The group is examining the hundreds of exceptions that allow state and local governments to withhold information from the public. Among the most high-profile: attorney-client privilege for government agencies.
In a Spokane case involving The Spokesman-Review, the state Supreme Court in December ruled 5-4 that Spokane Public Schools was correct to deny the newspaper’s request for records involving a student’s death. Nine-year-old Nathan Walters, who was allergic to peanuts, died on a field trip in 2001 after eating part of a peanut butter cookie.
The school district settled with Walters’ parents but sued the newspaper to block the request to see the district’s investigation of what happened.

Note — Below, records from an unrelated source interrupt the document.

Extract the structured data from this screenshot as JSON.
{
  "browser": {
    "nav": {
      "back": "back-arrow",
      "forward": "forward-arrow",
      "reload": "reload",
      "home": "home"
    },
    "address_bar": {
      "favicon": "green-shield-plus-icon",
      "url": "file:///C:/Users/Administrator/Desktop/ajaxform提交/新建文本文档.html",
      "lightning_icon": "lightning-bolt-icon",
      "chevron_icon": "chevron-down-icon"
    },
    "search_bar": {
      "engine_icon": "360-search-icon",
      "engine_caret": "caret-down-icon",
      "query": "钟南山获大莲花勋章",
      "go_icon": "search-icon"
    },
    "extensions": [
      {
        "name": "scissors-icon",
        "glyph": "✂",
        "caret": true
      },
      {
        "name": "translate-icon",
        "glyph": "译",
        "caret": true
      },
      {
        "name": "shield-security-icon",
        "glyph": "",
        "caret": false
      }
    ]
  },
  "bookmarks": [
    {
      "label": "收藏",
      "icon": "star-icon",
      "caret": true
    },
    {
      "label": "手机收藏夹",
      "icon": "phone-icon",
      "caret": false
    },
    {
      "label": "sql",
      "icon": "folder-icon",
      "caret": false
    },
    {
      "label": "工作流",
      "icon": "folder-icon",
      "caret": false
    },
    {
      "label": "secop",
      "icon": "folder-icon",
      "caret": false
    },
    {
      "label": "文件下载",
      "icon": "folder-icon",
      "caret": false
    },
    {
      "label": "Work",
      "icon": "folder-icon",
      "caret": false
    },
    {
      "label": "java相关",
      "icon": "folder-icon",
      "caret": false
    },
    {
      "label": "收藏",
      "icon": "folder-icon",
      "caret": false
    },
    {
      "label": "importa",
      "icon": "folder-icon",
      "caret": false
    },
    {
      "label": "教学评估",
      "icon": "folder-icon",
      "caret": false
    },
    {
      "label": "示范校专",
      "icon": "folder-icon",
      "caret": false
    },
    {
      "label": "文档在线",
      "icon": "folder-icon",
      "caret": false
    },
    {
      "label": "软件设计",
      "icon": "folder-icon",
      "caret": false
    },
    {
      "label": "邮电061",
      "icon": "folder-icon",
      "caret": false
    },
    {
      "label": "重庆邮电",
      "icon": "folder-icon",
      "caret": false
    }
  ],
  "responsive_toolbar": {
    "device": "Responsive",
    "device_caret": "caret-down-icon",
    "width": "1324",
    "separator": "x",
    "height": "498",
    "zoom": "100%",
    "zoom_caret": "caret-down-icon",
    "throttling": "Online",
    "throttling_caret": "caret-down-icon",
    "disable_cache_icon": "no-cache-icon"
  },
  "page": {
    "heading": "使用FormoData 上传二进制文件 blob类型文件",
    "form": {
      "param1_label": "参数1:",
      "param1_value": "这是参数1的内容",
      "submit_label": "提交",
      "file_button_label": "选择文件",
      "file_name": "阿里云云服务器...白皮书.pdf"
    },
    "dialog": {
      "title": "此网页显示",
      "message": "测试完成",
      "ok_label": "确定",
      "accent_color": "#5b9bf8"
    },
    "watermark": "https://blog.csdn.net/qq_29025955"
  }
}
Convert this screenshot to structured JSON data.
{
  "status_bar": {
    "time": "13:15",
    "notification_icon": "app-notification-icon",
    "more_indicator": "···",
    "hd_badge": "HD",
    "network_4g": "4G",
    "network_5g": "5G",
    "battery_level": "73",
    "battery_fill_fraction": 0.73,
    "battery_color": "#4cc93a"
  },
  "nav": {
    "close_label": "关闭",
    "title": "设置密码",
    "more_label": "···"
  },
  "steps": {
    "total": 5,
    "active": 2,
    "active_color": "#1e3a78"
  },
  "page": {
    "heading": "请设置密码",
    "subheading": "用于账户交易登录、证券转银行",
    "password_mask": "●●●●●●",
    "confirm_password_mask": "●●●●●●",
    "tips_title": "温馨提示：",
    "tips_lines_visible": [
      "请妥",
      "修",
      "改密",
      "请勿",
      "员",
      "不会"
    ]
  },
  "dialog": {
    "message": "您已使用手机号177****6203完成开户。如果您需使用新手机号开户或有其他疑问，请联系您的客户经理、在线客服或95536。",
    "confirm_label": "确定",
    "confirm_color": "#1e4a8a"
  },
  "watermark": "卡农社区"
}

As the product of its attorneys’ work, the district said, the interviews and other records were exempt from disclosure.
Critics of that court decision and a 2004 one involving attorney-client privilege say the rulings make it easier for public officials to shield much of what they do from the public.
Cities, school districts or any other government agency could simply hire attorneys to do any controversial investigations, then deny any public requests for the records, said Toby Nixon, president of the Washington Coalition for Open Government.
“Almost anything that a government agency does could potentially result in a lawsuit,” he said. “If that’s interpreted to mean it’s all privileged, the public could be excluded from almost everything.”